6. Easier data product creation and distribution
Organizations have been attempting to take advantage of their data assets for years, but turning in-house data into a marketable resource that can be effectively commercialized has long remained out of reach for most companies. While there are numerous challenges involved, one of the most obvious and limiting reagents has been the historical difficulty of data distribution – sharing a large, complex, ever-evolving data set with multiple parties who operate in different clouds, lakes, and geographic regions.

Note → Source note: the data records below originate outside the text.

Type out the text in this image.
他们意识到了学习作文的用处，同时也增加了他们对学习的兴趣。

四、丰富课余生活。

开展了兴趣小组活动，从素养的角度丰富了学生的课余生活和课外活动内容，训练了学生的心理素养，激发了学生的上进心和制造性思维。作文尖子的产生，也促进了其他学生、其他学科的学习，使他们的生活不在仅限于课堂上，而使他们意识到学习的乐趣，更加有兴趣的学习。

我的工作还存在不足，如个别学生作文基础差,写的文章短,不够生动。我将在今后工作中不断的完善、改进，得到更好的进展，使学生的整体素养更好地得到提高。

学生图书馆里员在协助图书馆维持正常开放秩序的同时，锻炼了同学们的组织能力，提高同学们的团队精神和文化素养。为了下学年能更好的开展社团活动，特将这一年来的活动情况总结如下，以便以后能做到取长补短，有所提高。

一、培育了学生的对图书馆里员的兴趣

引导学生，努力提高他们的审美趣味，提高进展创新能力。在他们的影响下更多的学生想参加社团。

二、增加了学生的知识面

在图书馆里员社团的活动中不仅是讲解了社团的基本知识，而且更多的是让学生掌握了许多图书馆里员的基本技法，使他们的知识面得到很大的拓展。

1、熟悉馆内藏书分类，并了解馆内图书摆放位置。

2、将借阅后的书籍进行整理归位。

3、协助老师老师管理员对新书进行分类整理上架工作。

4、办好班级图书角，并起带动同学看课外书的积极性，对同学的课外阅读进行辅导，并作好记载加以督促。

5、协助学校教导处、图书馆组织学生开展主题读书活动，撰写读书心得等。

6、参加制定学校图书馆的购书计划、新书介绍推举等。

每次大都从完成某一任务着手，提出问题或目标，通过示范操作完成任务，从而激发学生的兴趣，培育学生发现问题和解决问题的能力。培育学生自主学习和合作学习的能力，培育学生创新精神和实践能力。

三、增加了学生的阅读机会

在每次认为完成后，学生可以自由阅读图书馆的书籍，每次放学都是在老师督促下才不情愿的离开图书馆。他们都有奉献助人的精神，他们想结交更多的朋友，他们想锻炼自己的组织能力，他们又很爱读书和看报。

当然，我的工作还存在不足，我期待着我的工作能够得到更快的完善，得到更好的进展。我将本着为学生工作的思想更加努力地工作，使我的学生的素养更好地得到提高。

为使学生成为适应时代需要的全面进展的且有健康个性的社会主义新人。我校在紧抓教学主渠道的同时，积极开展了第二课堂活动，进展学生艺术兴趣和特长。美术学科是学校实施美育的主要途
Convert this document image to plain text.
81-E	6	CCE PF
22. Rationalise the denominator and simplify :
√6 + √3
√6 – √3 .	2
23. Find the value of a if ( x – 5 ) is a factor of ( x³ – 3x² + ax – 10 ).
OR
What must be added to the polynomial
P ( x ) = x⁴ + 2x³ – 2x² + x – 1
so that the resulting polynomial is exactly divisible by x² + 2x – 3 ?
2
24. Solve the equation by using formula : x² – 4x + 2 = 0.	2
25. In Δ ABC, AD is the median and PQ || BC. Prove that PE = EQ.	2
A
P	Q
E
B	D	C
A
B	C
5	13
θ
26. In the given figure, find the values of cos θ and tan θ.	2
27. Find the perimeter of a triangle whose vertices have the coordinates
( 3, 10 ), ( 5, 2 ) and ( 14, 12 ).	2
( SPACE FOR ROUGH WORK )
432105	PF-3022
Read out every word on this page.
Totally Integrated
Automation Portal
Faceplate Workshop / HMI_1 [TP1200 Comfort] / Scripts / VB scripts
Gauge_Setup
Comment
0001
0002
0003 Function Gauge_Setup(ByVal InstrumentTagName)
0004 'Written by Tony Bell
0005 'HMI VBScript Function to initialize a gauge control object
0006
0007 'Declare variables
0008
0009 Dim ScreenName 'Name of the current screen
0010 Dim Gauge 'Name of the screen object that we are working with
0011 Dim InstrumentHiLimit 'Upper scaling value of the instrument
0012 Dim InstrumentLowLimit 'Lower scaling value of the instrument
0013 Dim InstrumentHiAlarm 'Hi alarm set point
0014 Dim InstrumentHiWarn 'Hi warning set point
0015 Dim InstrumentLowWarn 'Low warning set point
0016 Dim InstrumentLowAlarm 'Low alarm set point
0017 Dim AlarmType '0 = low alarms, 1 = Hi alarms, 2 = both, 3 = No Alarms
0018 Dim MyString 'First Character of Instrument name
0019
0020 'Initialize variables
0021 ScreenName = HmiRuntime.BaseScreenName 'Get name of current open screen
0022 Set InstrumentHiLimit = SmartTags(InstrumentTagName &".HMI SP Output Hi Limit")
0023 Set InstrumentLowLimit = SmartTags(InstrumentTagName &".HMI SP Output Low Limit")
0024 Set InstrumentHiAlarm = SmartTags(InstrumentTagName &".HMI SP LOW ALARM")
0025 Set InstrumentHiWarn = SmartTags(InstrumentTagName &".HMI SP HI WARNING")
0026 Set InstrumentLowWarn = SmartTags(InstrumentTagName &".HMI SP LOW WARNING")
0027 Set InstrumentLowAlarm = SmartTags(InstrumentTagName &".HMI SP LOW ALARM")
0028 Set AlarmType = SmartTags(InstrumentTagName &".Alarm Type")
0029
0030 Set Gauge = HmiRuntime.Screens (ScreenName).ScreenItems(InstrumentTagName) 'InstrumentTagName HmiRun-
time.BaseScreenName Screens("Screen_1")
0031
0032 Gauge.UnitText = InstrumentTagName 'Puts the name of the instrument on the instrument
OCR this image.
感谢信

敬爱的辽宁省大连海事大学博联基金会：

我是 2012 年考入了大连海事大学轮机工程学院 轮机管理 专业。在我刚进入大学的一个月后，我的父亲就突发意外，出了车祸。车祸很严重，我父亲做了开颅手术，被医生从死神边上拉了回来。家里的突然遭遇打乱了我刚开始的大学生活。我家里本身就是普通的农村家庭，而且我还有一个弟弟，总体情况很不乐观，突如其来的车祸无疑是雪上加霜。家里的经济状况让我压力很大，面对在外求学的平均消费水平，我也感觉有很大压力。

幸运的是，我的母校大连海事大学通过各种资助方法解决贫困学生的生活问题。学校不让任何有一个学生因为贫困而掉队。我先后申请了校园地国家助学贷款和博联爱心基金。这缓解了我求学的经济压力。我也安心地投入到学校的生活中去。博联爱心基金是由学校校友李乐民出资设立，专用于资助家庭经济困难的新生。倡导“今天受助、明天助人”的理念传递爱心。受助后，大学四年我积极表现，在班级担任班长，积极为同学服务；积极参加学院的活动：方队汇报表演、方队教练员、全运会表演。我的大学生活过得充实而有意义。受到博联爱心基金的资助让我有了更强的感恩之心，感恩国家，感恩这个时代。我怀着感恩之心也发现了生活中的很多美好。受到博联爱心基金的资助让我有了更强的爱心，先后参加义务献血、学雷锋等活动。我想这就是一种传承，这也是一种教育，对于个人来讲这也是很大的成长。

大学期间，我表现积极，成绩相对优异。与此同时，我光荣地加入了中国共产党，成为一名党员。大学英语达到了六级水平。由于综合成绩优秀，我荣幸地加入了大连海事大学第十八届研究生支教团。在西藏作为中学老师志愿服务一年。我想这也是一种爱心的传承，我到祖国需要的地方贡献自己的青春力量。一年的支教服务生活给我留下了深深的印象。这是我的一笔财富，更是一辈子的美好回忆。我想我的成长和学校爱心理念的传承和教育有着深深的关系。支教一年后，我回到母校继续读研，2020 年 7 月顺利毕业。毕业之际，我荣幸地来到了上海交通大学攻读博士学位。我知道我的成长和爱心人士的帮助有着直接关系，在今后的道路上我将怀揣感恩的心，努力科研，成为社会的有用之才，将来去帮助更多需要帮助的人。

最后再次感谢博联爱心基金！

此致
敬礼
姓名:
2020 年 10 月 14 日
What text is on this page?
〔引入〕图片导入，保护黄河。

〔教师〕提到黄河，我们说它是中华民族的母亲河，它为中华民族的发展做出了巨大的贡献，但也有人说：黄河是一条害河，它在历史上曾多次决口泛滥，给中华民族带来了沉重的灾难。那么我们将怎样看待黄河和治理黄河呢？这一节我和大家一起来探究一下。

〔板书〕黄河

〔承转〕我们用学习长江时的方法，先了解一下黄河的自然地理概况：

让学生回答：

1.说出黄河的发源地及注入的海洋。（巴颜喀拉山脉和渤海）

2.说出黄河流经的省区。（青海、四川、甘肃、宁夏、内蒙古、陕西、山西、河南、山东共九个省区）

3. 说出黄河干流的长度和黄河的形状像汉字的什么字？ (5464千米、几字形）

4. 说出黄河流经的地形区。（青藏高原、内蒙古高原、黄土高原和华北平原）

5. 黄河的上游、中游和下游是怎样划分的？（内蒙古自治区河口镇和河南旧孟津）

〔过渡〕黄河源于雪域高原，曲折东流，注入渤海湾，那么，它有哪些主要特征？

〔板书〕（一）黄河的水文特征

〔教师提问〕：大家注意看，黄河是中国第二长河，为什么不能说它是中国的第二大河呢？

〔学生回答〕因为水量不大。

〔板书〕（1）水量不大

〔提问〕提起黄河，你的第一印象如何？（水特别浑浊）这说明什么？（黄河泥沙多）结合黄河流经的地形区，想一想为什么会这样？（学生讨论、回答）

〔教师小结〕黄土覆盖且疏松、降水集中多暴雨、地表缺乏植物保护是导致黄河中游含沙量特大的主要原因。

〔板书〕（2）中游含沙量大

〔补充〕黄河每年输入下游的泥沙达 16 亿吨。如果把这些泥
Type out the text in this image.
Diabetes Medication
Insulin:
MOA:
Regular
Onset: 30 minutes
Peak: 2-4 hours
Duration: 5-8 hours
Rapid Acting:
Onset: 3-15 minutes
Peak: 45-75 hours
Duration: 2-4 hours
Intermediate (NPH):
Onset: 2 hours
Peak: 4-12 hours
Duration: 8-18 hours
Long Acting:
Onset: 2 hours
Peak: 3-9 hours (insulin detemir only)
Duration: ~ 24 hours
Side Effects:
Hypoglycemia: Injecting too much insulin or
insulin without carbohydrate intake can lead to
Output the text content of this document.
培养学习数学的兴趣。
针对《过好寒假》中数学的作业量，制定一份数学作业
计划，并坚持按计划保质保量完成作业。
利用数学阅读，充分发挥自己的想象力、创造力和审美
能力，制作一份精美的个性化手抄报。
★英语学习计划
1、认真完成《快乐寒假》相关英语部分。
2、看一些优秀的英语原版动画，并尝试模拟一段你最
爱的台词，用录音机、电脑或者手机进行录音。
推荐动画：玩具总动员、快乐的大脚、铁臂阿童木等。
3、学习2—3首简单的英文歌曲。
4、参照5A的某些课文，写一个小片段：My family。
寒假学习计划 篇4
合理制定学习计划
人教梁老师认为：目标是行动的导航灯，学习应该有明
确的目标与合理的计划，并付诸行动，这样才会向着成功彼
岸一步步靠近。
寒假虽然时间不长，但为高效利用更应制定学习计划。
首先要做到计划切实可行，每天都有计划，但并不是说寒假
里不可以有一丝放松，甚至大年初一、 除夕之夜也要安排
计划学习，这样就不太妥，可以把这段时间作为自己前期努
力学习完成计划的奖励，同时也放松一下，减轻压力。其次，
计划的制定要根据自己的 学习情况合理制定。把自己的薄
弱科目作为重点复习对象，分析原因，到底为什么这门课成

Advances in data sharing, especially heterogeneous data sharing, through common formats like Iceberg, governance approaches like Polaris, and safety and security mechanisms like Vendia IceBlock are quickly removing the historical challenges to data product distribution. Companies looking to derive more value from their data can increasingly do so with the security, fidelity, and ease of sharing that they experience with in-house data distribution.
Vendia: shaping the future of data
Vendia is at the forefront of these trends, developing innovative solutions that are shaping the future of the modern data stack. By providing a secure, scalable, and easy-to-use platform for data sharing and collaboration, Vendia is helping organizations embrace the future of data and unlock new possibilities for data-driven innovation.
The future of data: Empowering your organization
The modern data stack is constantly evolving, and the trends discussed above are just a glimpse of what’s to come. By staying ahead of these trends and embracing innovative solutions like Vendia, organizations can navigate the complexities of the data landscape and unlock the full potential of their data assets.